The fact that they even manage their “open rate” as a metric implies a level of tracking that screams “my audience is my prey”.
Why are newsletters a thing anyway? When I see "sign-up for newsletter" anywhere in the text I'm reading it immediately signals that it's low quality content. Probably best to close the tab and continue on Wikipedia.
LOL OK
> Cheat codes for your company
Yep, that matched my expectations more than I expected.
The emails have to contain content that people actually want, sent to people who actually want to see it. The numbers of people who want to see your shit are dramatically lower than the numbers of people on your mailing lists, so make sure you're regularly purging.
The way I do this:
1. Enthusiastic opt-in... it's not even advertised (only 65K members), and you get it on via receiving more transactional updates from a few forum and a footer link gives you the option to receive a broader summary too. It's very strongly interest aligned, and by the time someone discovers this it's niche and highly relevant.
2. Least tracking possible + simplest HTML possible (easy to read, accessible, easy to open links even if you aggressively adblock / trackblock).
3. Trivial opt-out as I don't want to send to anyone not interested in it (it costs me money to send).
4. Time. Building an audience like this just takes a long long time (12 years now).
I'm surprised they report it that way. When open rates are quoted online, it's more typical that they're based on unique opens to circulation. For example, if you have a list of 100,000 people and 50,000 open the email, that's a 50% open rate, even if they all open the email 10x (because 500% open rate makes no real sense).
Trivial opt-out as I don't want to send to anyone not interested in it
This is always a good idea. Some people who want to build a list balk at it, but would somehow prefer people who don't want their email to get "stuck" on their list(!)

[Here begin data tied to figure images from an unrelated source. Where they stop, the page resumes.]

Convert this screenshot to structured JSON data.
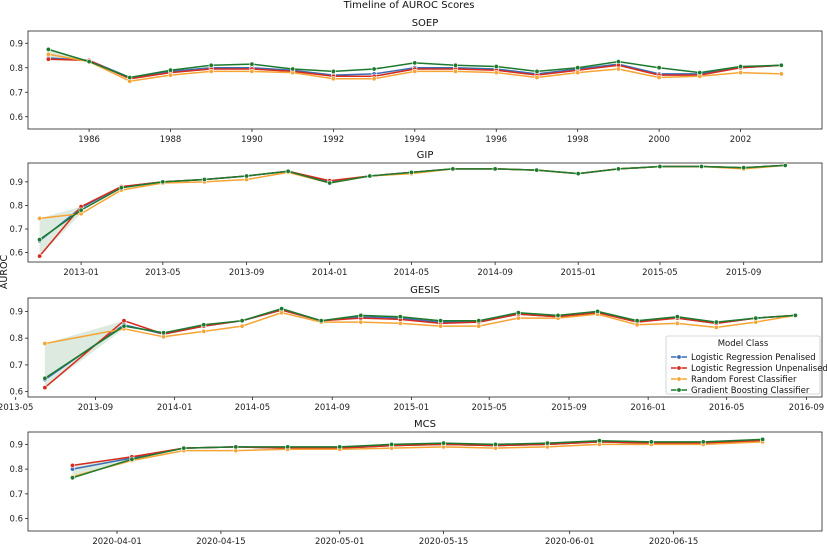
{
  "suptitle": "Timeline of AUROC Scores",
  "ylabel": "AUROC",
  "legend": {
    "title": "Model Class",
    "entries": [
      "Logistic Regression Penalised",
      "Logistic Regression Unpenalised",
      "Random Forest Classifier",
      "Gradient Boosting Classifier"
    ],
    "placement": "right (GESIS panel)"
  },
  "colors": {
    "Logistic Regression Penalised": "#3c6eb4",
    "Logistic Regression Unpenalised": "#d62a1e",
    "Random Forest Classifier": "#f6a434",
    "Gradient Boosting Classifier": "#1b7a2e"
  },
  "chart_data": [
    {
      "type": "line",
      "title": "SOEP",
      "x_type": "year",
      "xlim": [
        1984.5,
        2004
      ],
      "ylim": [
        0.55,
        0.95
      ],
      "yticks": [
        0.6,
        0.7,
        0.8,
        0.9
      ],
      "xticks": [
        1986,
        1988,
        1990,
        1992,
        1994,
        1996,
        1998,
        2000,
        2002
      ],
      "x": [
        1985,
        1986,
        1987,
        1988,
        1989,
        1990,
        1991,
        1992,
        1993,
        1994,
        1995,
        1996,
        1997,
        1998,
        1999,
        2000,
        2001,
        2002,
        2003
      ],
      "series": [
        {
          "name": "Logistic Regression Penalised",
          "values": [
            0.84,
            0.83,
            0.76,
            0.785,
            0.8,
            0.8,
            0.79,
            0.77,
            0.775,
            0.8,
            0.8,
            0.795,
            0.775,
            0.795,
            0.815,
            0.775,
            0.775,
            0.8,
            0.81
          ]
        },
        {
          "name": "Logistic Regression Unpenalised",
          "values": [
            0.835,
            0.83,
            0.755,
            0.78,
            0.795,
            0.795,
            0.785,
            0.765,
            0.765,
            0.795,
            0.795,
            0.79,
            0.77,
            0.79,
            0.81,
            0.77,
            0.77,
            0.8,
            0.81
          ]
        },
        {
          "name": "Random Forest Classifier",
          "values": [
            0.855,
            0.825,
            0.745,
            0.77,
            0.785,
            0.785,
            0.78,
            0.755,
            0.755,
            0.785,
            0.785,
            0.78,
            0.76,
            0.78,
            0.795,
            0.76,
            0.765,
            0.78,
            0.775
          ]
        },
        {
          "name": "Gradient Boosting Classifier",
          "values": [
            0.875,
            0.825,
            0.76,
            0.79,
            0.81,
            0.815,
            0.795,
            0.785,
            0.795,
            0.82,
            0.81,
            0.805,
            0.785,
            0.8,
            0.825,
            0.8,
            0.78,
            0.805,
            0.81
          ]
        }
      ]
    },
    {
      "type": "line",
      "title": "GIP",
      "x_type": "date",
      "xlim": [
        "2012-10-15",
        "2015-12-25"
      ],
      "ylim": [
        0.56,
        0.98
      ],
      "yticks": [
        0.6,
        0.7,
        0.8,
        0.9
      ],
      "xticks": [
        "2013-01",
        "2013-05",
        "2013-09",
        "2014-01",
        "2014-05",
        "2014-09",
        "2015-01",
        "2015-05",
        "2015-09"
      ],
      "x": [
        "2012-11-01",
        "2013-01-01",
        "2013-03-01",
        "2013-05-01",
        "2013-07-01",
        "2013-09-01",
        "2013-11-01",
        "2014-01-01",
        "2014-03-01",
        "2014-05-01",
        "2014-07-01",
        "2014-09-01",
        "2014-11-01",
        "2015-01-01",
        "2015-03-01",
        "2015-05-01",
        "2015-07-01",
        "2015-09-01",
        "2015-11-01"
      ],
      "series": [
        {
          "name": "Logistic Regression Penalised",
          "values": [
            0.65,
            0.79,
            0.88,
            0.9,
            0.91,
            0.925,
            0.945,
            0.9,
            0.925,
            0.94,
            0.955,
            0.955,
            0.95,
            0.935,
            0.955,
            0.965,
            0.965,
            0.96,
            0.97
          ]
        },
        {
          "name": "Logistic Regression Unpenalised",
          "values": [
            0.585,
            0.795,
            0.88,
            0.9,
            0.91,
            0.925,
            0.945,
            0.905,
            0.925,
            0.94,
            0.955,
            0.955,
            0.95,
            0.935,
            0.955,
            0.965,
            0.965,
            0.96,
            0.97
          ]
        },
        {
          "name": "Random Forest Classifier",
          "values": [
            0.745,
            0.765,
            0.865,
            0.895,
            0.9,
            0.91,
            0.94,
            0.895,
            0.925,
            0.935,
            0.955,
            0.955,
            0.95,
            0.935,
            0.955,
            0.965,
            0.965,
            0.955,
            0.97
          ]
        },
        {
          "name": "Gradient Boosting Classifier",
          "values": [
            0.655,
            0.78,
            0.875,
            0.9,
            0.91,
            0.925,
            0.945,
            0.895,
            0.925,
            0.94,
            0.955,
            0.955,
            0.95,
            0.935,
            0.955,
            0.965,
            0.965,
            0.96,
            0.97
          ]
        }
      ]
    },
    {
      "type": "line",
      "title": "GESIS",
      "x_type": "date",
      "xlim": [
        "2013-05-20",
        "2016-09-25"
      ],
      "ylim": [
        0.58,
        0.95
      ],
      "yticks": [
        0.6,
        0.7,
        0.8,
        0.9
      ],
      "xticks": [
        "2013-05",
        "2013-09",
        "2014-01",
        "2014-05",
        "2014-09",
        "2015-01",
        "2015-05",
        "2015-09",
        "2016-01",
        "2016-05",
        "2016-09"
      ],
      "x": [
        "2013-06-15",
        "2013-10-15",
        "2013-12-15",
        "2014-02-15",
        "2014-04-15",
        "2014-06-15",
        "2014-08-15",
        "2014-10-15",
        "2014-12-15",
        "2015-02-15",
        "2015-04-15",
        "2015-06-15",
        "2015-08-15",
        "2015-10-15",
        "2015-12-15",
        "2016-02-15",
        "2016-04-15",
        "2016-06-15",
        "2016-08-15"
      ],
      "series": [
        {
          "name": "Logistic Regression Penalised",
          "values": [
            0.645,
            0.85,
            0.815,
            0.845,
            0.865,
            0.905,
            0.865,
            0.88,
            0.875,
            0.86,
            0.86,
            0.89,
            0.88,
            0.895,
            0.865,
            0.875,
            0.855,
            0.875,
            0.885
          ]
        },
        {
          "name": "Logistic Regression Unpenalised",
          "values": [
            0.615,
            0.865,
            0.815,
            0.845,
            0.865,
            0.905,
            0.865,
            0.875,
            0.87,
            0.855,
            0.86,
            0.89,
            0.88,
            0.895,
            0.86,
            0.875,
            0.855,
            0.875,
            0.885
          ]
        },
        {
          "name": "Random Forest Classifier",
          "values": [
            0.78,
            0.835,
            0.805,
            0.825,
            0.845,
            0.895,
            0.86,
            0.86,
            0.855,
            0.845,
            0.845,
            0.875,
            0.875,
            0.89,
            0.85,
            0.855,
            0.84,
            0.86,
            0.885
          ]
        },
        {
          "name": "Gradient Boosting Classifier",
          "values": [
            0.65,
            0.845,
            0.82,
            0.85,
            0.865,
            0.91,
            0.865,
            0.885,
            0.88,
            0.865,
            0.865,
            0.895,
            0.885,
            0.9,
            0.865,
            0.88,
            0.86,
            0.875,
            0.885
          ]
        }
      ]
    },
    {
      "type": "line",
      "title": "MCS",
      "x_type": "date",
      "xlim": [
        "2020-03-20",
        "2020-07-05"
      ],
      "ylim": [
        0.55,
        0.95
      ],
      "yticks": [
        0.6,
        0.7,
        0.8,
        0.9
      ],
      "xticks": [
        "2020-04-01",
        "2020-04-15",
        "2020-05-01",
        "2020-05-15",
        "2020-06-01",
        "2020-06-15"
      ],
      "x": [
        "2020-03-26",
        "2020-04-03",
        "2020-04-10",
        "2020-04-17",
        "2020-04-24",
        "2020-05-01",
        "2020-05-08",
        "2020-05-15",
        "2020-05-22",
        "2020-05-29",
        "2020-06-05",
        "2020-06-12",
        "2020-06-19",
        "2020-06-27"
      ],
      "series": [
        {
          "name": "Logistic Regression Penalised",
          "values": [
            0.8,
            0.845,
            0.885,
            0.89,
            0.885,
            0.885,
            0.895,
            0.9,
            0.895,
            0.9,
            0.91,
            0.905,
            0.905,
            0.915
          ]
        },
        {
          "name": "Logistic Regression Unpenalised",
          "values": [
            0.815,
            0.85,
            0.885,
            0.89,
            0.885,
            0.885,
            0.895,
            0.9,
            0.895,
            0.9,
            0.91,
            0.905,
            0.905,
            0.915
          ]
        },
        {
          "name": "Random Forest Classifier",
          "values": [
            0.77,
            0.835,
            0.875,
            0.875,
            0.88,
            0.88,
            0.885,
            0.89,
            0.885,
            0.89,
            0.9,
            0.9,
            0.9,
            0.91
          ]
        },
        {
          "name": "Gradient Boosting Classifier",
          "values": [
            0.765,
            0.84,
            0.885,
            0.89,
            0.89,
            0.89,
            0.9,
            0.905,
            0.9,
            0.905,
            0.915,
            0.91,
            0.91,
            0.92
          ]
        }
      ]
    }
  ]
}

Ask because if you’re really not making money on it, likely good idea and my guess is if you have been running it 12 years, you’ll get a significant percentage of emails that do not opt-in.
You do not even have to be aggressive about it. Just mention it 3x in your regular newsletter with a clear deadline and communicate it’s an annual opt-in. If after the 3rd inline notice, send a 4th and final email explicitly stating to get more emails they need to re-optin.
Haven't done that.
I've simply tried to make unsubcribing be easier than hitting the spam button.
Front and centre, top of the email, single click, untracked (so will 100% work no matter how aggressive your Pi-Hole config).
Each of my issue title is: “WR: Issue #X” and consistently I get an open rate of around 45% consistently, because I hope people find my work useful.